The multi-session plugin lets one browser hold multiple signed-in accounts at
the same time. It keeps a signed session_list cookie of every session, while
the normal session-token cookie points at the active one. Users can list,
switch, and revoke the stored sessions without re-authenticating.
Installation
Add the plugin to your server
Pass multi_session() to your Kernia config. maximum caps how many accounts
the browser keeps.
from kernia import KerniaOptions
from kernia.auth import init
from kernia.plugins.multi_session import multi_session
auth = init(KerniaOptions(
database=adapter,
secret=os.environ["KERNIA_SECRET"],
base_url=os.environ["KERNIA_BASE_URL"],
plugins=[multi_session(maximum=5)],
))Add the client plugin
Add the multiSession client plugin:
import { createAuthClient } from "better-auth/client";
import { multiSessionClient } from "better-auth/client/plugins";
export const authClient = createAuthClient({
baseURL: "/api/auth",
plugins: [multiSessionClient()],
});Usage
List device sessions
const { data } = await authClient.multiSession.listDeviceSessions();Returns the sessions stored in this browser — render them as an account switcher.
Switch the active session
await authClient.multiSession.setActive({ sessionToken: "session-token" });Repoints the session-token cookie at another stored session.
Revoke a session
await authClient.multiSession.revoke({ sessionToken: "session-token" });Removes that session from the device and updates the session_list cookie.

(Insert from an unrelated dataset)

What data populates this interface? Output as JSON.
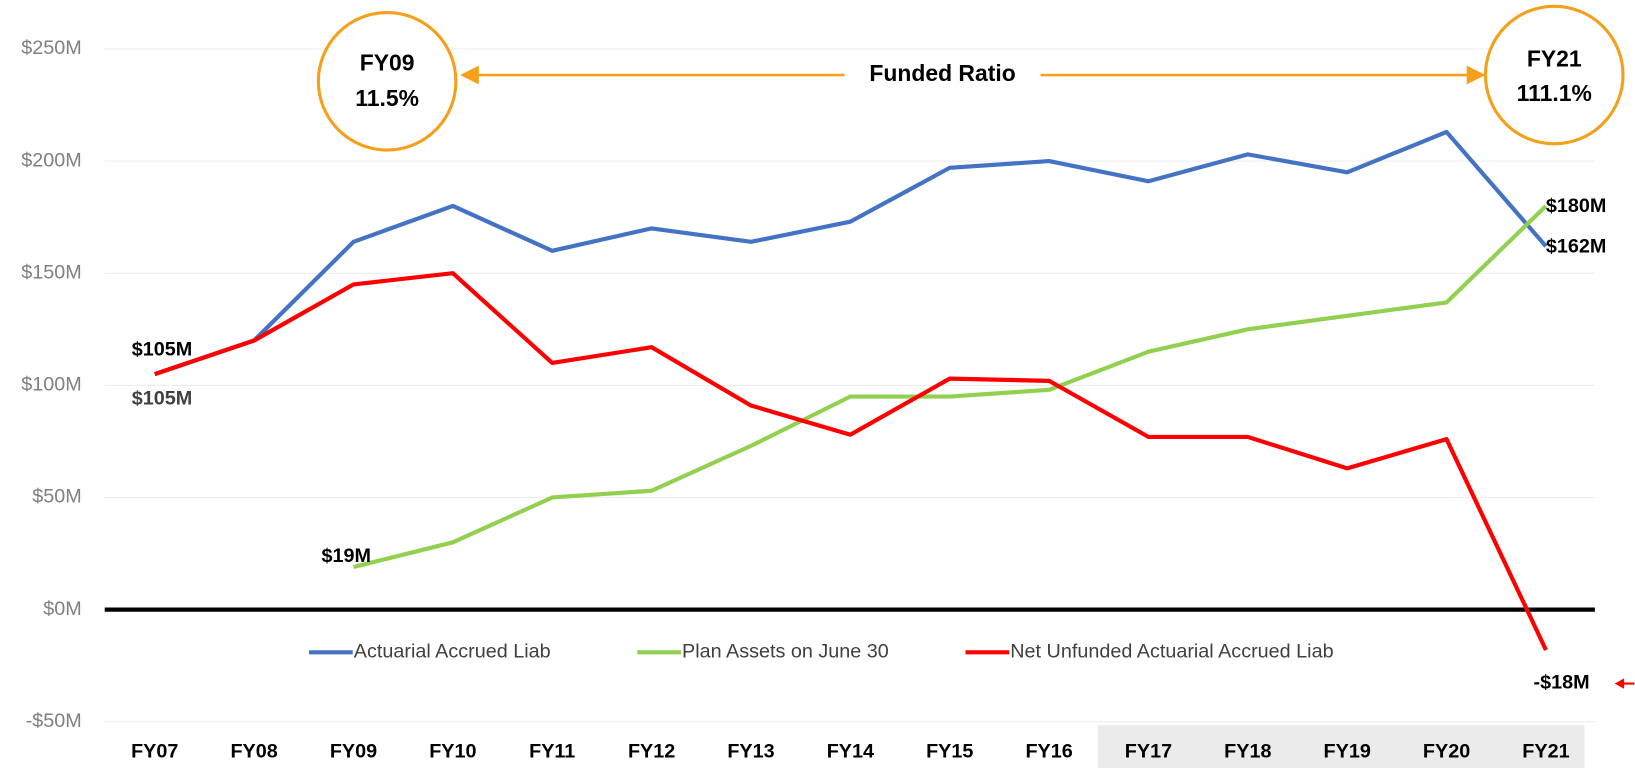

A new session is added automatically every time a user signs in while already signed in — no extra client call is required.
Options
| Option | Type | Default | Description |
|---|---|---|---|
maximum | int | 5 | Maximum concurrent sessions kept in the session_list cookie. Oldest entries are evicted past this limit. |
Schema
No tables are added. The plugin reads existing session rows and maintains the
signed better-auth.session_list cookie. This is a browser convenience layer —
server-side revocation still applies.